Chamberlain, Erika A. L., Solomon, Robert M., Canadian Journal of Public Health


ABSTRACT

Despite the progress made between the early 1980s and the mid-1990s, traffic crashes remain the single largest cause of death among 15-24 year old Canadians. In recent years, approximately 45% of these deaths have been alcohol-related and, no doubt, additional youth crash deaths are drug-related. While young people are significantly overrepresented in impairment-related deaths as drivers, their overrepresentation is even greater as passengers, pedestrians, bicyclists, and users of recreational vehicles. These crashes are not simply a function of young people's immaturity and lack of driving experience; they also reflect young people's hazardous patterns of alcohol and drug use.

Under the Canadian constitution, the provinces have extensive legislative authority over driver and vehicle licensing, traffic enforcement, liquor licensing, and off-premise alcohol sales. Moreover, research in Canada and abroad has identified legislative initiatives that can significantly reduce impairment-related youth traffic deaths. Consequently, the provinces are well positioned to protect Canadian youth from such preventable harm. The provinces need to adopt a broad approach, including a comprehensive graduated licensing program, a zero blood-alcohol restriction on drivers under 21, enhanced police powers, and more rigorous enforcement of the existing licensing legislation.

Key words: Alcohol consumption; motor vehicles; traffic accidents; youth

RÉSUMÉ

Malgré une amélioration du bilan routier entre le début des années 1980 et le milieu des années 1990, les accidents de la route demeurent la principale cause de décès chez les Canadiens de 16 à 24 ans. Ces dernières années, environ 45 % des décès de la route dans cette population étaient liés à l'alcool, et d'autres étaient certainement liés à la drogue.
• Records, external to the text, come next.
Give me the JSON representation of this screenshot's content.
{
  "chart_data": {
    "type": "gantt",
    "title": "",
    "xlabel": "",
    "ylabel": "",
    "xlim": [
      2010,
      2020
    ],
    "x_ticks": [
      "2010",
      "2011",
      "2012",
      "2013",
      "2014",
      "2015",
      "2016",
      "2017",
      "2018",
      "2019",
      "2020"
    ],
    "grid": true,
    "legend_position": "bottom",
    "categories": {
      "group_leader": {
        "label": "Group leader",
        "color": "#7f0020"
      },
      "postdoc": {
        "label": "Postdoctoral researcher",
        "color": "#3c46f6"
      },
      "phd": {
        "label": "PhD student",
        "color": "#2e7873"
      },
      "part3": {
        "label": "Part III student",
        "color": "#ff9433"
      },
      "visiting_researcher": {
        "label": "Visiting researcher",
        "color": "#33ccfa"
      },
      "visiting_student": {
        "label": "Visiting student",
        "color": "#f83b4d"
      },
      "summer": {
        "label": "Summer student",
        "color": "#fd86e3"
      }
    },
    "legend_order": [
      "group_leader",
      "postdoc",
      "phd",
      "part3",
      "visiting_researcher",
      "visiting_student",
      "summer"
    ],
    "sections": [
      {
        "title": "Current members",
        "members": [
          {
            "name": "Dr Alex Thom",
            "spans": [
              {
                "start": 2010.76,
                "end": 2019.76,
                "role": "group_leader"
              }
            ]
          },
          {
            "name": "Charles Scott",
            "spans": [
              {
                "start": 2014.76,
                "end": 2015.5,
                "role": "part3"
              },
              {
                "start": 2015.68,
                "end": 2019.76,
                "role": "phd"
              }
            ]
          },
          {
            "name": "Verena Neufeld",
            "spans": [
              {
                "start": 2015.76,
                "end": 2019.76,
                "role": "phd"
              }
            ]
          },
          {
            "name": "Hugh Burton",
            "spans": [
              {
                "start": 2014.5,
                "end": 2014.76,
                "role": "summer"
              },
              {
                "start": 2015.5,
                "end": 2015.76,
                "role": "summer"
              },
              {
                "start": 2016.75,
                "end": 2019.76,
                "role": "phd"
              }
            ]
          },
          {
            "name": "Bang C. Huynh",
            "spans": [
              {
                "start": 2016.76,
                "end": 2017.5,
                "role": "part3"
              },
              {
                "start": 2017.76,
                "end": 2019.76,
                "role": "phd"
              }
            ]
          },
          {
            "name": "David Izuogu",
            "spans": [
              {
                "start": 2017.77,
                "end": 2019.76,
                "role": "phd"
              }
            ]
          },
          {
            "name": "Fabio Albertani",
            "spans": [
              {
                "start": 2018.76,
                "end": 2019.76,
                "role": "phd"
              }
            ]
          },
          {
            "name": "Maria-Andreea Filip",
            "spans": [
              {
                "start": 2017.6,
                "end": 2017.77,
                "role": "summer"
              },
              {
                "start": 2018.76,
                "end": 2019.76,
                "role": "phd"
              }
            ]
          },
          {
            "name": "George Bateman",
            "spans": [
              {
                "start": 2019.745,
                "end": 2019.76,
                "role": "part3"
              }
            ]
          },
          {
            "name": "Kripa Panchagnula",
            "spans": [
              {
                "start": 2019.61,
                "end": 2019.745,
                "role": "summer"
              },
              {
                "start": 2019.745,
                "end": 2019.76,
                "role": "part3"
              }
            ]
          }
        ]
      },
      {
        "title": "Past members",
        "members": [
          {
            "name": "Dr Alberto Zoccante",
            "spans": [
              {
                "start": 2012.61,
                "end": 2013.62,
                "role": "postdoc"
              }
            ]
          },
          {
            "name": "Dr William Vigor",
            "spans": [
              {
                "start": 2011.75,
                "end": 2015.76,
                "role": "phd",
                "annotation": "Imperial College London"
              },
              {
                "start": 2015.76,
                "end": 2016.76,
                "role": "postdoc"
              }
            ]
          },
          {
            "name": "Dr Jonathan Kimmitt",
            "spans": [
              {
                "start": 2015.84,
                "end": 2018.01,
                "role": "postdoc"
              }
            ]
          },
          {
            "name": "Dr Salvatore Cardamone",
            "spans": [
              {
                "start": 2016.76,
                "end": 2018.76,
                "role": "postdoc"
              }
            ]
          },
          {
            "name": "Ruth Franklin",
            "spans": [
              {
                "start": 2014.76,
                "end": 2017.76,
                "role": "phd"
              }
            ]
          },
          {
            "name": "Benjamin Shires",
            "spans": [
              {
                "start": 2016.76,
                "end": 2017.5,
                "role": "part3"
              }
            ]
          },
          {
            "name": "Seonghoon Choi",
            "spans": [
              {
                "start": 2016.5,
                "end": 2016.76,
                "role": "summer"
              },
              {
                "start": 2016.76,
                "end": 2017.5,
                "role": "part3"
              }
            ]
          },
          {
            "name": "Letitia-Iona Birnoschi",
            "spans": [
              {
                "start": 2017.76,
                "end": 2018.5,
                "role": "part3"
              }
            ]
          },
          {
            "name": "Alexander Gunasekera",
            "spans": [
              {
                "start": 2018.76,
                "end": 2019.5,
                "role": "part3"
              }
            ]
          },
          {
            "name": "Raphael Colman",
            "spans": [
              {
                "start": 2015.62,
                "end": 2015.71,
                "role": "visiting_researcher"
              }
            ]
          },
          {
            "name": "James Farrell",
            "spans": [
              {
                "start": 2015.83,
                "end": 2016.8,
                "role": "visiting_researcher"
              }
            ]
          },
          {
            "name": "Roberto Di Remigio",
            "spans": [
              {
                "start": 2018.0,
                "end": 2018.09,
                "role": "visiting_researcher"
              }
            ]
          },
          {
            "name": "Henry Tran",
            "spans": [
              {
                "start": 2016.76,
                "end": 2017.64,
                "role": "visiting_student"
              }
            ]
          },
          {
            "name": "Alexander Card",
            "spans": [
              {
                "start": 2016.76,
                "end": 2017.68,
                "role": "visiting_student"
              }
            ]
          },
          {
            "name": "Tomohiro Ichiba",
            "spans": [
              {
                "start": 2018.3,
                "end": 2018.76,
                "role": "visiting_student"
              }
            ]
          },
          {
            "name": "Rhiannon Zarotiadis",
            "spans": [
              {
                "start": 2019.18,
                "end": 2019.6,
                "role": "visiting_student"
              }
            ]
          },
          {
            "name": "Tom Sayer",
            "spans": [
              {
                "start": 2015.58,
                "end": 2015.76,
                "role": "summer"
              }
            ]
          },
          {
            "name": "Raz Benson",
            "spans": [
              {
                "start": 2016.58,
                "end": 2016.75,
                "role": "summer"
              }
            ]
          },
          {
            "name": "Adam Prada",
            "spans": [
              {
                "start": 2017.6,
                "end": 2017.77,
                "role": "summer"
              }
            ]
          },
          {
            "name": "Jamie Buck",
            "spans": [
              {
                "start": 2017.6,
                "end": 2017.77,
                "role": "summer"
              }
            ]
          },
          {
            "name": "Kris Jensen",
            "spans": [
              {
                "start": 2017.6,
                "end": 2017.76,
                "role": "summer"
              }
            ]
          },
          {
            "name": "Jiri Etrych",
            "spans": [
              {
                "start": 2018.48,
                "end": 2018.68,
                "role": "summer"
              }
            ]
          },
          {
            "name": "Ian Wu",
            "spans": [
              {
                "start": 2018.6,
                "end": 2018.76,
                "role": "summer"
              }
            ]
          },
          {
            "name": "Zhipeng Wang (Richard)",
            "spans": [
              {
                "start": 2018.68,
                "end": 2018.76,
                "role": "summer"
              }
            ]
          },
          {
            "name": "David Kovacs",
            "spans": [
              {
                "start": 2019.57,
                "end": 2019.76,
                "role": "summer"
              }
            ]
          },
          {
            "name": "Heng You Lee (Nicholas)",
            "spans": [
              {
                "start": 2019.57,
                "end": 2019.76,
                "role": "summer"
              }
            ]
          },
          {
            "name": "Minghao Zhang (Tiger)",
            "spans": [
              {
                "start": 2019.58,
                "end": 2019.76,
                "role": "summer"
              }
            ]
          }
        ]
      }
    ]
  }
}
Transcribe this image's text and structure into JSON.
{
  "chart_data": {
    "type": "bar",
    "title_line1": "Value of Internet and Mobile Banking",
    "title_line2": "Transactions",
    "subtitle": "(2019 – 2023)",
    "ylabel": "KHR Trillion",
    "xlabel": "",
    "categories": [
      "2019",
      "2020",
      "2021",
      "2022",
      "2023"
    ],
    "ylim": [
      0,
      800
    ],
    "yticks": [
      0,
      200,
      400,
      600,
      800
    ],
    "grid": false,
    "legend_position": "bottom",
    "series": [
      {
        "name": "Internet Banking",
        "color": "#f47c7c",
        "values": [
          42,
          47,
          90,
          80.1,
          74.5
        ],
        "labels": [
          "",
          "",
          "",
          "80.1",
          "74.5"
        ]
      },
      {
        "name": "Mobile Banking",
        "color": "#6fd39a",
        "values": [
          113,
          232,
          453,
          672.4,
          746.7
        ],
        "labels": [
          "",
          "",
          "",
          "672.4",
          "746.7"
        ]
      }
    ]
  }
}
Les jeunes sont considérablement surreprésentés dans les décès de la route l'affaiblissement des facultés est en cause, non seulement en tant que conducteurs, mais plus encore en tant que passagers, piétons, cyclistes et utilisateurs de véhicules récréatifs. Ces accidents ne s'expliquent pas simplement par le manque de maturité et d'expérience de conduite des jeunes; ils traduisent aussi leurs habitudes dangereuses en matière de consommation d'alcool et de drogue.

En vertu de la Constitution canadienne, l'immatriculation des conducteurs et des véhicules, les règlements de la circulation, la réglementation des alcools et les ventes d'alcool à l'extérieur relèvent largement de la compétence des provinces. Or, des études au Canada et à l'étranger ont répertorié des mesures législatives qui peuvent réduire de façon importante les décès de la route liés à l'affaiblissement des facultés chez les jeunes. Par conséquent, les provinces sont bien placées pour protéger les jeunes Canadiens contre ces méfaits évitables. Elles doivent adopter une approche élargie, y compris un programme intégré d'immatriculation par étapes progressives, un taux d'alcoolémie nul pour les conducteurs de moins de 21 ans, des pouvoirs policiers renforcés et une exécution plus rigoureuse des lois existantes sur l'octroi de permis.

Mots clés : consommation d'alcool; véhicules automobiles; accidents de la route; jeunes

The world was horrified by the events that unfolded at Virginia Tech in April 2007. In a few hours, 27 students and 5 faculty were killed, and another 25 were injured, before the gunman committed suicide. In the following days, fingers were pointed at those who might have prevented the shootings. Some blamed the university for its inadequate response;1 some blamed a system that allowed the shooter to purchase semiautomatic pistols within two years of being declared mentally unsound;2 and some blamed the university's "gun free" policy, which prevented others from carrying guns that might have been used to stop the shooter earlier.3 Following the tragedy, both state and federal politicians took steps to prevent a recurrence.